Chapter 1 Introduction

In 2018, UNCTAD developed a conceptual framework for gender-in-trade statistics. The framework aims to help policymakers identify the key issues relevant to gender and international trade measurement and support national statistical offices to review existing data. The framework is derived from the Evidence and Data for Gender Equality (EDGE) framework for examining female entrepreneurship adopted to trade context.

The framework considers four elements:

  1. preconditions for the participation of women and men in trade: motivations, aspirations, resources,and constraints;
  2. outcomes reflecting the degree of involvement and roles of women and men in trade;
  3. impacts including the effects of trade on employment, division of labor, income, empowerment, and wellbeing; and
  4. trade policy and other government interventions that may influence gender equality.

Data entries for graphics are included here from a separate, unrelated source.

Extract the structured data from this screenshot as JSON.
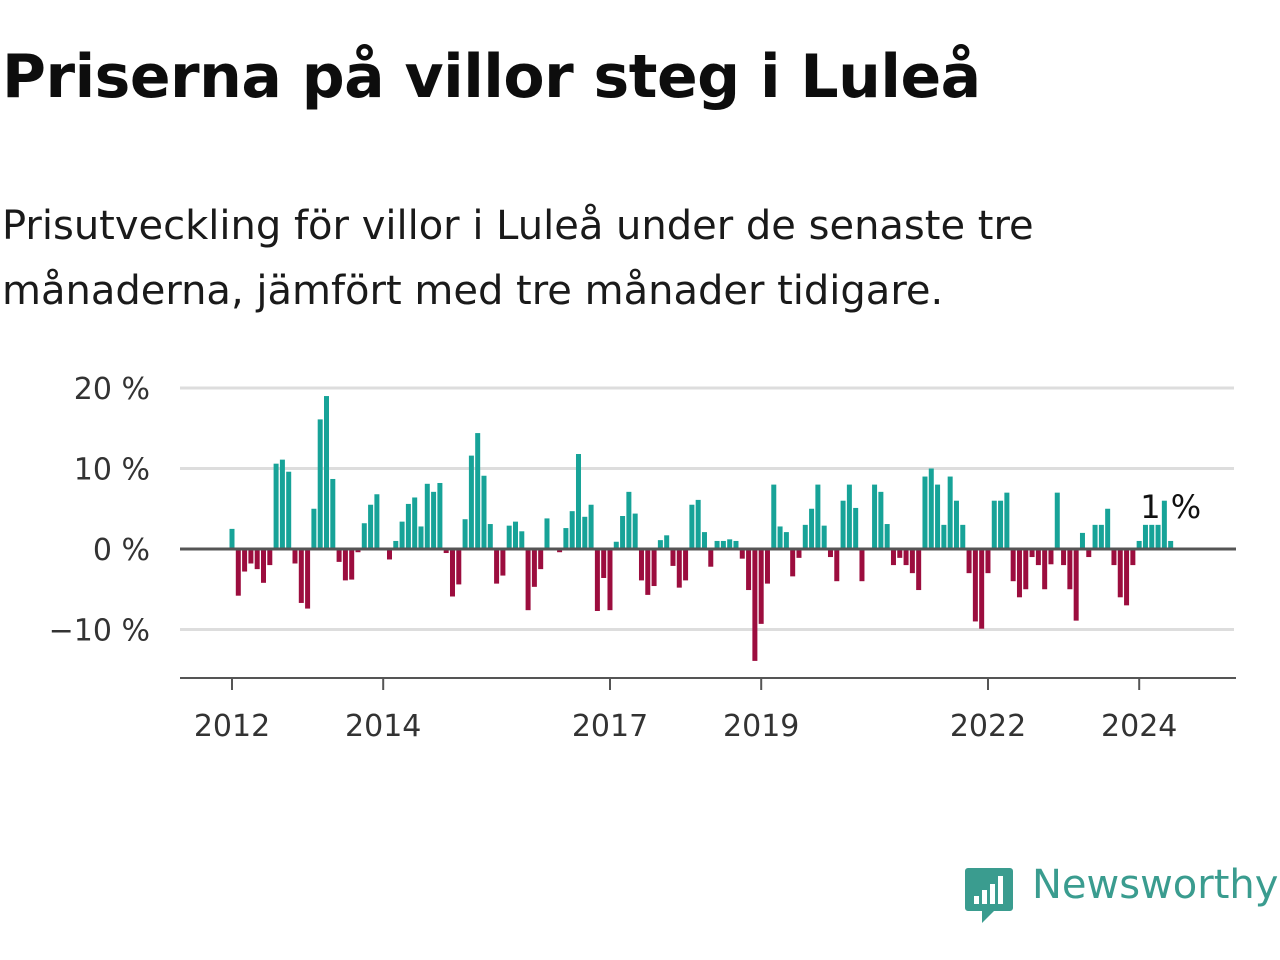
{
  "header": {
    "title": "Priserna på villor steg i Luleå",
    "subtitle": "Prisutveckling för villor i Luleå under de senaste tre månaderna, jämfört med tre månader tidigare."
  },
  "brand": {
    "name": "Newsworthy",
    "icon": "newsworthy-logo-icon",
    "color": "#3a9c8f"
  },
  "colors": {
    "positive": "#17a398",
    "negative": "#9c0d3e",
    "grid": "#dddddd",
    "axis": "#555555"
  },
  "chart_data": {
    "type": "bar",
    "title": "Priserna på villor steg i Luleå",
    "xlabel": "",
    "ylabel": "",
    "ylim": [
      -16,
      20
    ],
    "y_ticks": [
      20,
      10,
      0,
      -10
    ],
    "y_tick_labels": [
      "20 %",
      "10 %",
      "0 %",
      "−10 %"
    ],
    "x_start": 2012.0,
    "x_step": 0.08333,
    "x_ticks": [
      2012,
      2014,
      2017,
      2019,
      2022,
      2024
    ],
    "x_tick_labels": [
      "2012",
      "2014",
      "2017",
      "2019",
      "2022",
      "2024"
    ],
    "values": [
      2.5,
      -5.8,
      -2.8,
      -1.8,
      -2.5,
      -4.2,
      -2.0,
      10.6,
      11.1,
      9.6,
      -1.8,
      -6.7,
      -7.4,
      5.0,
      16.1,
      19.0,
      8.7,
      -1.6,
      -3.9,
      -3.8,
      -0.4,
      3.2,
      5.5,
      6.8,
      0.0,
      -1.3,
      1.0,
      3.4,
      5.6,
      6.4,
      2.8,
      8.1,
      7.1,
      8.2,
      -0.5,
      -5.9,
      -4.4,
      3.7,
      11.6,
      14.4,
      9.1,
      3.1,
      -4.3,
      -3.3,
      2.9,
      3.4,
      2.2,
      -7.6,
      -4.7,
      -2.5,
      3.8,
      0.0,
      -0.4,
      2.6,
      4.7,
      11.8,
      4.0,
      5.5,
      -7.7,
      -3.6,
      -7.6,
      0.9,
      4.1,
      7.1,
      4.4,
      -3.9,
      -5.7,
      -4.6,
      1.1,
      1.7,
      -2.1,
      -4.8,
      -3.9,
      5.5,
      6.1,
      2.1,
      -2.2,
      1.0,
      1.0,
      1.2,
      1.0,
      -1.2,
      -5.1,
      -13.9,
      -9.3,
      -4.3,
      8.0,
      2.8,
      2.1,
      -3.4,
      -1.1,
      3.0,
      5.0,
      8.0,
      2.9,
      -1.0,
      -4.0,
      6.0,
      8.0,
      5.1,
      -4.0,
      0.0,
      8.0,
      7.1,
      3.1,
      -2.0,
      -1.1,
      -2.0,
      -3.0,
      -5.1,
      9.0,
      10.0,
      8.0,
      3.0,
      9.0,
      6.0,
      3.0,
      -3.0,
      -9.0,
      -9.9,
      -3.0,
      6.0,
      6.0,
      7.0,
      -4.0,
      -6.0,
      -5.0,
      -1.0,
      -2.0,
      -5.0,
      -1.9,
      7.0,
      -2.0,
      -5.0,
      -8.9,
      2.0,
      -1.0,
      3.0,
      3.0,
      5.0,
      -2.0,
      -6.0,
      -7.0,
      -2.0,
      1.0,
      3.0,
      3.0,
      3.0,
      6.0,
      1.0
    ],
    "last_value_label": "1 %"
  }
}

The framework can guide national statistical offices in selecting data to analyse gender and trade at the macro- and/or micro-levels. Macro-level indicators on gender and trade focus on industry-level trade, employment, skills, earnings, and firm data. Ideally, however, statistics on gender-in-trade are calculated directly from microdata, but that requires more time and investment in data. Such detailed statistics would reflect the situation of women and men directly involved in international trade as employees, owners, and managers of exporting, importing, or two-way trading firms. These data could also be linked to other variables held by statistical offices, such as education, age, occupation, earnings, and other characteristics of individuals employed by trading companies, as well as information on the company, its industry class, productivity, size, and types of products produced, exported, and imported.

Conceptual framework for gender-in-trade statistics

However, such data is not regularly produced by countries and thus not available for cross-country comparison. UNCTAD research and the conceptual framework for gender and trade statistics suggest that with already available data, employment and wages are the most straightforward channels to capture how trade affects female and male.

UNCTAD advocates for the accessibility of various indicators related to employment and wages. These are the share of female employment in trade, as well as earnings of female employees. Through these indicators, we can assess the gaps influenced by trade, both in terms of participation and pay. Ideally, our goal should be to identify trading firms at a micro level, link employees to these firms, and disaggregate data by gender, position within the firm, education, and skills.

Currently, employment and trade data are compiled and published by statistical offices at the industry level. However, the level of aggregation by industry in these data sources restricts the level of detail we can achieve in gender-in-trade indicators. Consequently, we have to make simplifying assumptions about the diversity of firms within trading industries, as not all firms within a particular industry engage in trade to the same extent. Additionally, UNCTAD endeavors to promote the availability of gender-in-trade data for all countries, which vary in terms of data availability and level of detail. This necessitates further compromises in terms of linking data across different domains.

Therefore, UNCTAD identifies a list of available gender-in-trade indicators that can be compiled on the global level. The list provided here aims to maximize the number of countries and level of detail while minimizing the effort required to link data at the micro level. It utilizes only what is available in databases of international organizations and aligns the data with industry-level breakdowns of sex in terms of both labor force participation and wages. The approach here builds on the idea of combining disaggregated (micro statistics) with macro-level international trade and input-output models.